Congratulations to the SOE faculty members who have received promotions or were appointed to endowed professorships! Their work represents the breadth of research within the School of Engineering from nanoscale materials and devices to data center networking and more. 

Faculty Promotions

Fahad Dogar, Department of Computer Science 

 Dogar, promoted to professor, began as an assistant professor at Tufts in 2014.  Dogar's research interests span the broad areas of networking and systems, with a recent focus on technologies for social impact. He is the principal investigator at the Networking at Tufts (NAT) Lab. He received his Ph.D. from Carnegie Mellon in 2012.  

Valencia Koomson, Department of Electrical and Computer Engineering 

Koomson was promoted to professor and began her faculty career as an assistant professor in 2005. Her research advances energy-efficient integrated circuits, wearable bioinstrumentation, AI-enabled biomedical signal processing, and computational cardiovascular sensing for noninvasive health monitoring. She earned her Ph.D. from the University of Cambridge and runs the Advanced Integrated Circuits and Systems Lab at Tufts. 

Nik Nair, Chemical and Biological Engineering 

Nair was promoted to professor and has been at Tufts since 2013. Research in Nikhil Nair's lab is focused on biomolecular and microbial engineering, with the long-term goal of advancing human and planetary health. He received his Ph.D. in chemical and biomolecular engineering from the University of Illinois, Urbana-Champaign.

Kristen Wendell, Mechanical Engineering 

Wendell, promoted to professor, received her Ph.D. from Tufts and began as an assistant professor in 2016. Wendell's engineering education research focuses on characterizing and supporting inclusive knowledge construction during engineering learning experiences in undergraduate courses, K-8 classrooms, and teacher education contexts. She is also a fellow with the Center for Engineering Education and Outreach, co-director of the Institute for Research on Learning and Instruction, and has a secondary faculty appointment with the Department of Education. 
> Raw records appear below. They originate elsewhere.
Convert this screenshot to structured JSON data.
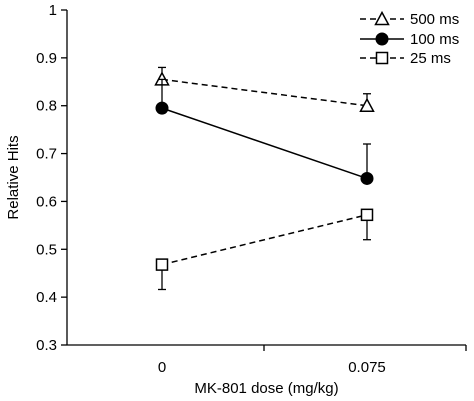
{
  "chart_data": {
    "type": "line",
    "xlabel": "MK-801 dose (mg/kg)",
    "ylabel": "Relative Hits",
    "categories": [
      "0",
      "0.075"
    ],
    "ylim": [
      0.3,
      1
    ],
    "yticks": [
      "0.3",
      "0.4",
      "0.5",
      "0.6",
      "0.7",
      "0.8",
      "0.9",
      "1"
    ],
    "legend_position": "top-right",
    "series": [
      {
        "name": "500 ms",
        "values": [
          0.855,
          0.8
        ],
        "error": [
          0.025,
          0.025
        ],
        "marker": "triangle-open",
        "line": "dashed"
      },
      {
        "name": "100 ms",
        "values": [
          0.795,
          0.648
        ],
        "error": [
          0.06,
          0.072
        ],
        "marker": "circle-filled",
        "line": "solid"
      },
      {
        "name": "25 ms",
        "values": [
          0.468,
          0.572
        ],
        "error": [
          0.052,
          0.052
        ],
        "marker": "square-open",
        "line": "dashed"
      }
    ]
  }
}
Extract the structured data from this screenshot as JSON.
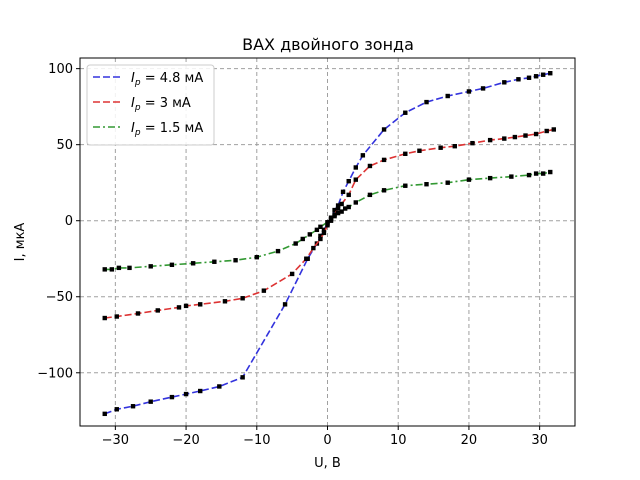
{
  "chart_data": {
    "type": "line",
    "title": "ВАХ двойного зонда",
    "xlabel": "U, В",
    "ylabel": "I, мкА",
    "xlim": [
      -35,
      35
    ],
    "ylim": [
      -135,
      107
    ],
    "xticks": [
      -30,
      -20,
      -10,
      0,
      10,
      20,
      30
    ],
    "yticks": [
      -100,
      -50,
      0,
      50,
      100
    ],
    "ytick_labels": [
      "−100",
      "−50",
      "0",
      "50",
      "100"
    ],
    "xtick_labels": [
      "−30",
      "−20",
      "−10",
      "0",
      "10",
      "20",
      "30"
    ],
    "grid": true,
    "legend_position": "top-left",
    "series": [
      {
        "name": "I_p = 4.8 мА",
        "label_sub": "p",
        "label_rest": " = 4.8 мА",
        "color": "#3333dd",
        "dash": "dashed",
        "x": [
          -31.5,
          -29.8,
          -27.5,
          -25,
          -22,
          -20,
          -18,
          -15.3,
          -12,
          -6,
          -2.8,
          -1.5,
          -1,
          -0.5,
          0,
          0.5,
          1,
          1.5,
          2.2,
          3,
          4,
          5,
          8,
          11,
          14,
          17,
          20,
          22,
          25,
          27,
          28.5,
          29.5,
          30.5,
          31.5
        ],
        "y": [
          -127,
          -124,
          -122,
          -119,
          -116,
          -114,
          -112,
          -109,
          -103,
          -55,
          -25,
          -15,
          -10,
          -6,
          -2,
          2,
          7,
          10,
          19,
          26,
          35,
          43,
          60,
          71,
          78,
          82,
          85,
          87,
          91,
          93,
          94,
          95,
          96,
          97
        ]
      },
      {
        "name": "I_p = 3 мА",
        "label_sub": "p",
        "label_rest": " = 3 мА",
        "color": "#dd3333",
        "dash": "dashed",
        "x": [
          -31.5,
          -29.8,
          -26.8,
          -24,
          -21,
          -20,
          -18,
          -14.5,
          -12,
          -9,
          -5,
          -3,
          -2,
          -1,
          -0.5,
          0,
          0.5,
          1,
          1.5,
          2,
          3,
          4,
          6,
          8,
          11,
          13,
          16,
          18,
          20.5,
          23,
          25,
          26.5,
          28,
          29.5,
          31,
          32
        ],
        "y": [
          -64,
          -63,
          -61,
          -59,
          -57,
          -56,
          -55,
          -53,
          -51,
          -46,
          -35,
          -25,
          -18,
          -12,
          -8,
          -3,
          0,
          4,
          8,
          11,
          17,
          27,
          36,
          40,
          44,
          46,
          48,
          49,
          51,
          53,
          54,
          55,
          56,
          57,
          59,
          60
        ]
      },
      {
        "name": "I_p = 1.5 мА",
        "label_sub": "p",
        "label_rest": " = 1.5 мА",
        "color": "#339933",
        "dash": "dashdot",
        "x": [
          -31.5,
          -30.5,
          -29.5,
          -28,
          -25,
          -22,
          -19,
          -16,
          -13,
          -10,
          -7,
          -4.5,
          -3.5,
          -2.5,
          -1.5,
          -1,
          0,
          0.5,
          1,
          1.5,
          2,
          2.5,
          3,
          4,
          6,
          8,
          11,
          14,
          17,
          20,
          23,
          26,
          28.5,
          29.5,
          30.5,
          31.5
        ],
        "y": [
          -32,
          -32,
          -31,
          -31,
          -30,
          -29,
          -28,
          -27,
          -26,
          -24,
          -20,
          -15,
          -12,
          -9,
          -6,
          -4,
          -1,
          1,
          3,
          5,
          6,
          8,
          9,
          12,
          17,
          20,
          23,
          24,
          25,
          27,
          28,
          29,
          30,
          31,
          31,
          32
        ]
      }
    ]
  }
}
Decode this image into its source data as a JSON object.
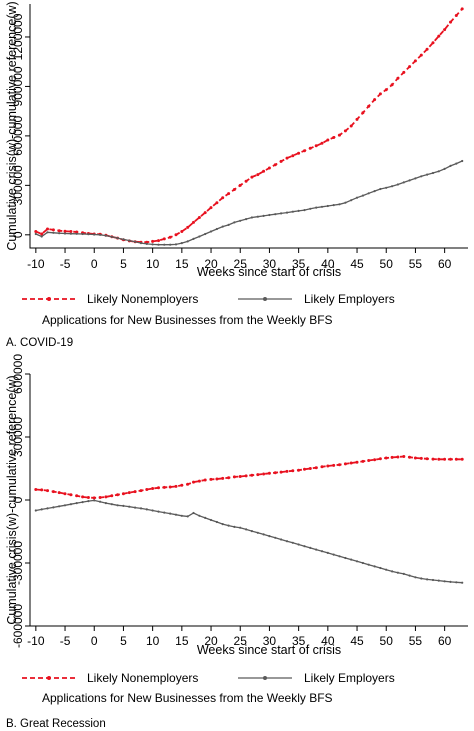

Robert White, Mechanical Engineering 

White was promoted to professor and has been at Tufts since 2005. He runs a research group working at the intersection of micro- and nano-scale devices, acoustics, sensors, and aerodynamics. He teaches courses in dynamics, controls, mechanics, vibrations, acoustics, and microsystems, always trying to bring a “hands on” aspect to learning, and actively advises students at all levels from undergraduate to doctoral.

Endowed Professorship

Bin Wang, Robert and Marcy Haber Professor in Energy Sustainability, Department of Chemical and Biological Engineering 

Wang joined Tufts as a visiting professor in June 2025 and was approved by the Board of Trustees in January as the Robert and Marcy Haber Professor in Energy Sustainability. Focusing on the computational modeling of nanoscale materials, his research explores how these atomic structures can be used in areas like catalysis, separation, optoelectronics, and energy storage systems such as batteries.